Hakîkatte, bütün insanların yaratılmalarındaki maksat, Allahü teâlâya ibâdet etmeleridir. Nitekim Allahü teâlâ, Kur’ân-ı kerîm’inde, Zâriyât sûresinin 56. âyet-i celîlesinde meâlen: “İnsanları ve cinnîleri, ancak (beni bilmeleri, tanımaları) bana ibâdet etmeleri için yarattım” buyurmuştur.

Yine Allahü teâlâ buyuruyor ki: “(Ey Resûlüm!) De ki: Duânız (îmânınız, ibâdetiniz, kulluk ve yalvarmanız] olmasa, Rabbim size ne diye değer versin? [Duânız olmasa, Rabbim size ne kıymet verir?]…” [Furkân, 77]
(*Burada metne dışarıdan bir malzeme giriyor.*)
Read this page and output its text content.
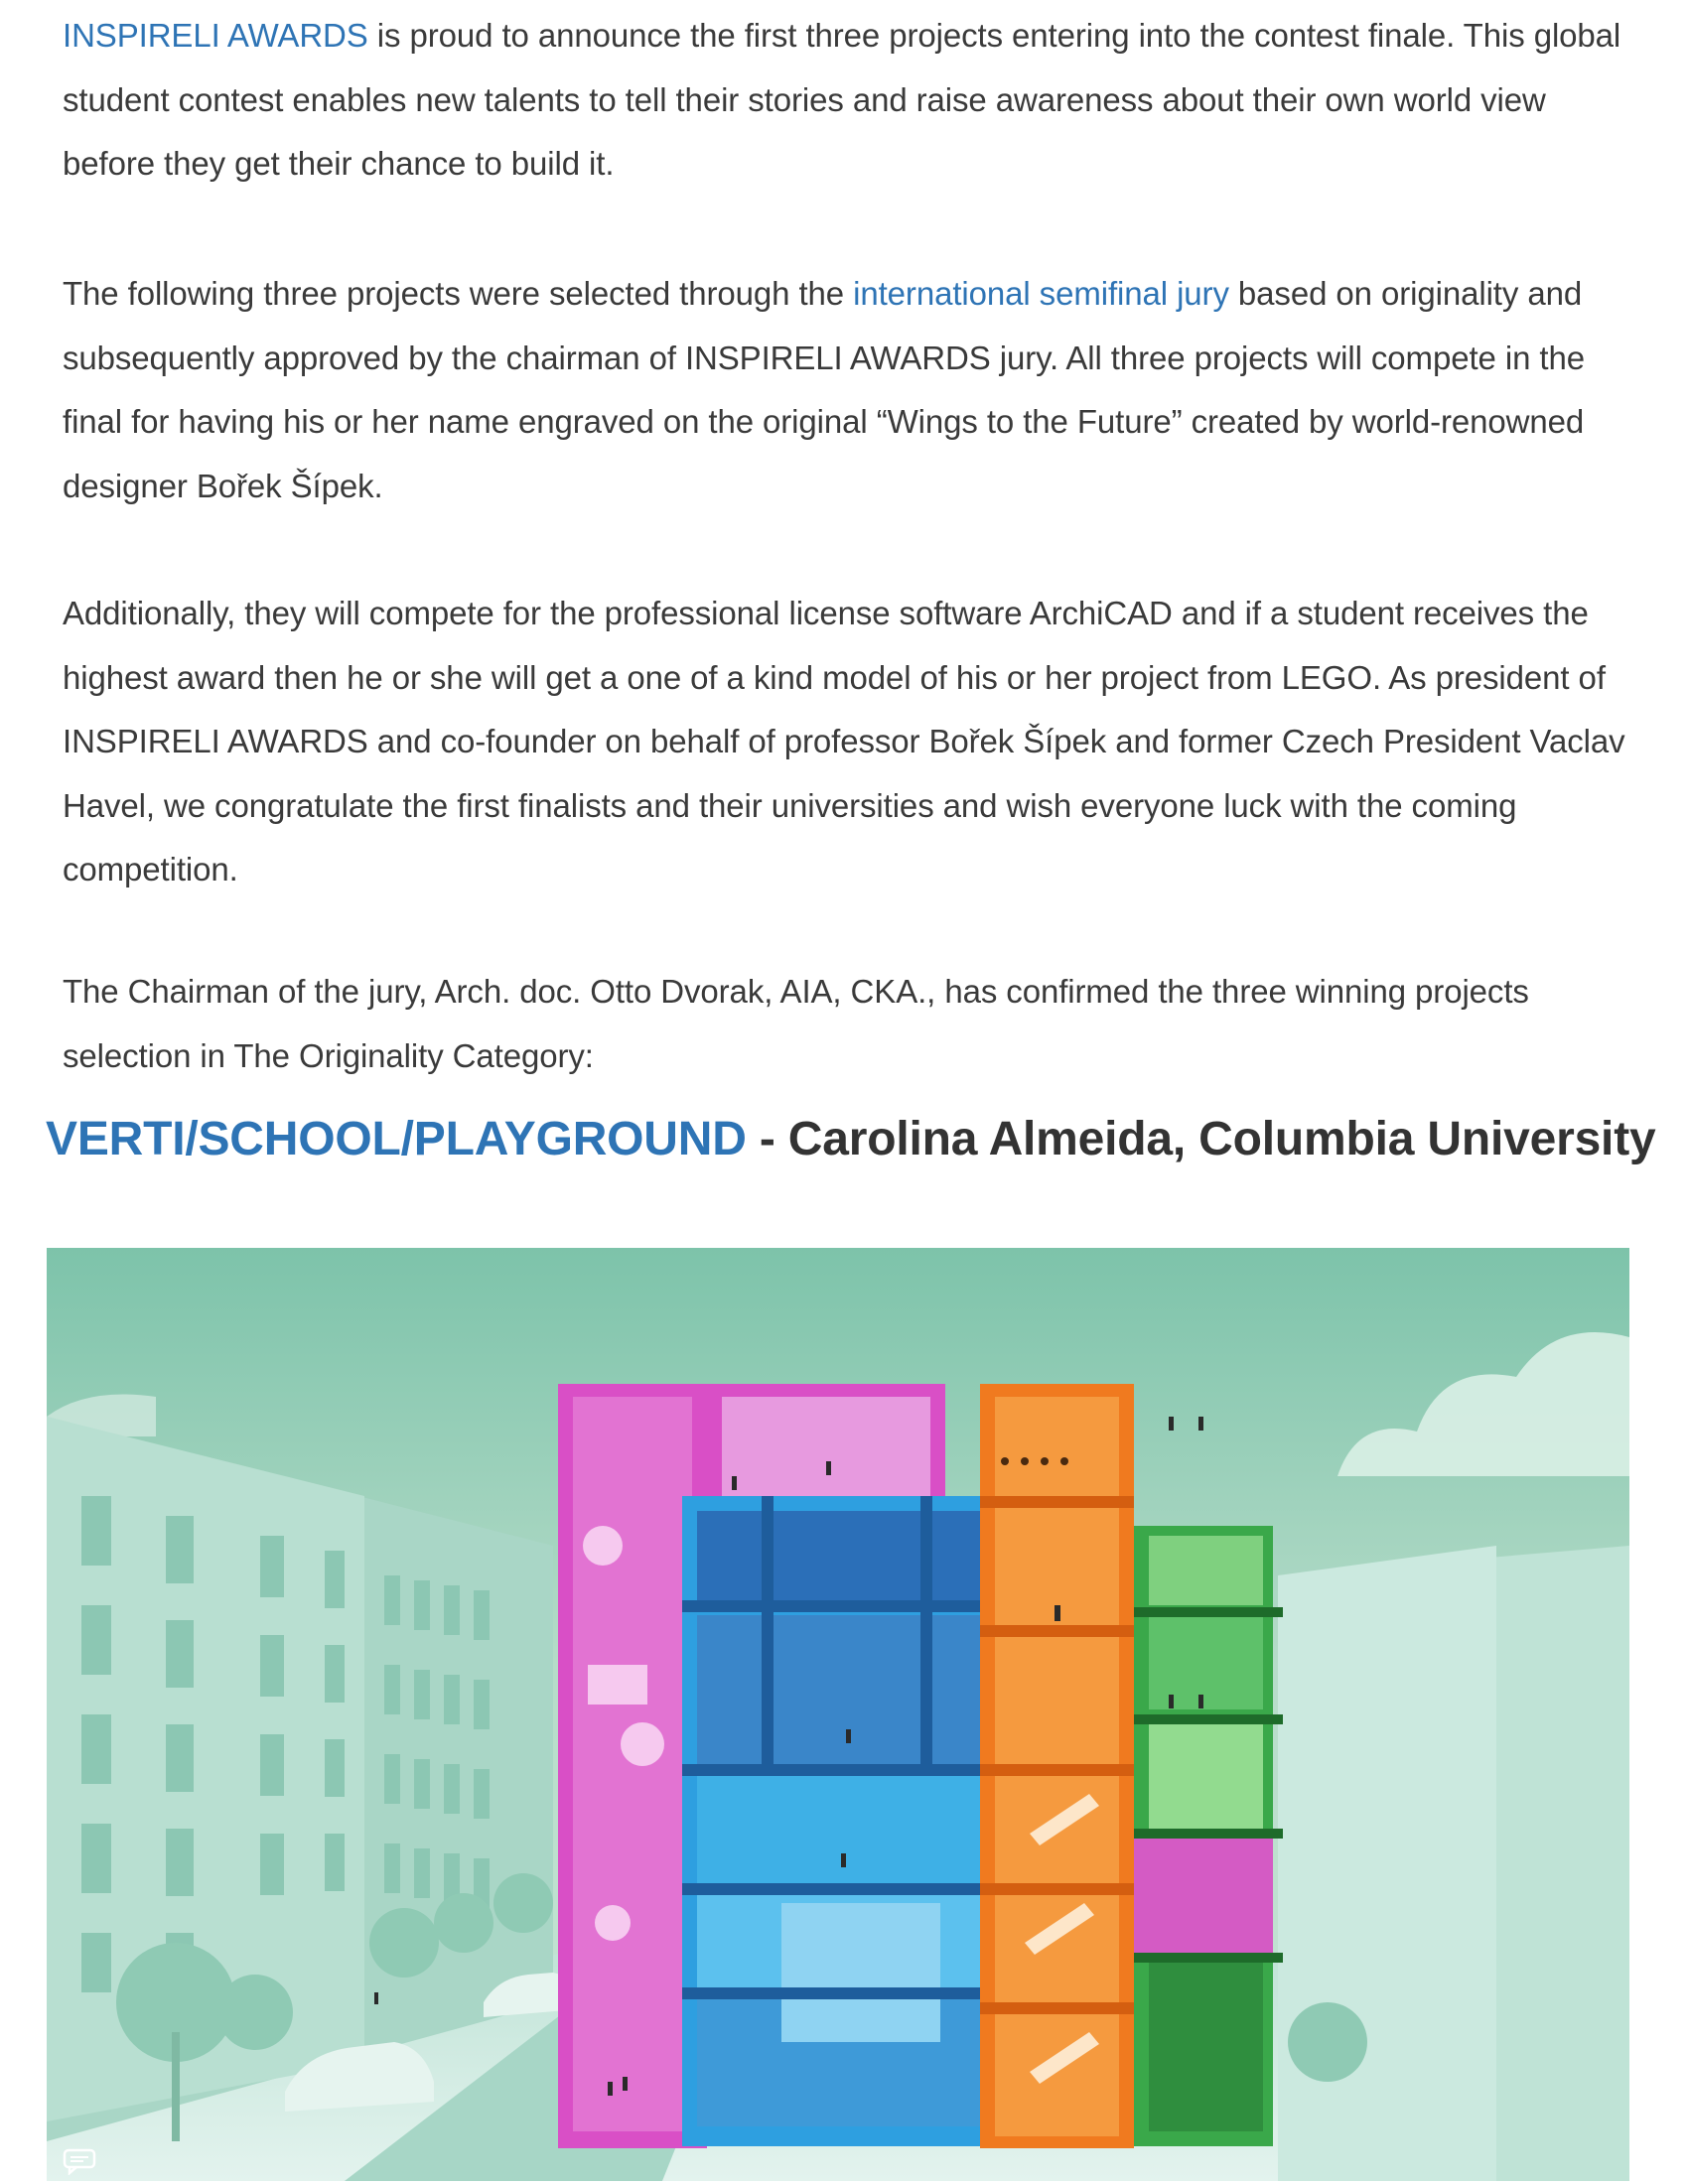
INSPIRELI AWARDS is proud to announce the first three projects entering into the contest finale. This global student contest enables new talents to tell their stories and raise awareness about their own world view before they get their chance to build it.

The following three projects were selected through the international semifinal jury based on originality and subsequently approved by the chairman of INSPIRELI AWARDS jury. All three projects will compete in the final for having his or her name engraved on the original “Wings to the Future” created by world-renowned designer Bořek Šípek.

Additionally, they will compete for the professional license software ArchiCAD and if a student receives the highest award then he or she will get a one of a kind model of his or her project from LEGO. As president of INSPIRELI AWARDS and co-founder on behalf of professor Bořek Šípek and former Czech President Vaclav Havel, we congratulate the first finalists and their universities and wish everyone luck with the coming competition.

The Chairman of the jury, Arch. doc. Otto Dvorak, AIA, CKA., has confirmed the three winning projects selection in The Originality Category:

VERTI/SCHOOL/PLAYGROUND - Carolina Almeida, Columbia University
Bildiğimiz gibi, müslümanlığın farz kıldığı ibâdetlerin faydası, aslında insanlara ya’nî o ibâdetleri yapan fertlere, âilelere ve cem’iyetleredir. Yoksa Allahü teâlâ, insanların ibâdetlerine muhtaç değildir. İnsan namaz kılmakla, oruç tutmakla, diğer ibâdetlerini yapmakla, hem Allah’a karşı kulluk vazîfesini yapmış, hem de kalbini her türlü kötülüklerden temizlemiş olur. Çünkü namaz ve oruç, insanı rûhen yükseltir ve kötülüklerden alıkoyar. Aynı şekilde, Allah’ın emrettiği gibi malının zekâtını vermek ve muhtaçlara yardım etmekle de hem Allah’a karşı kulluk, hem de insanlara karşı insânî vazîfe yapılmış olur.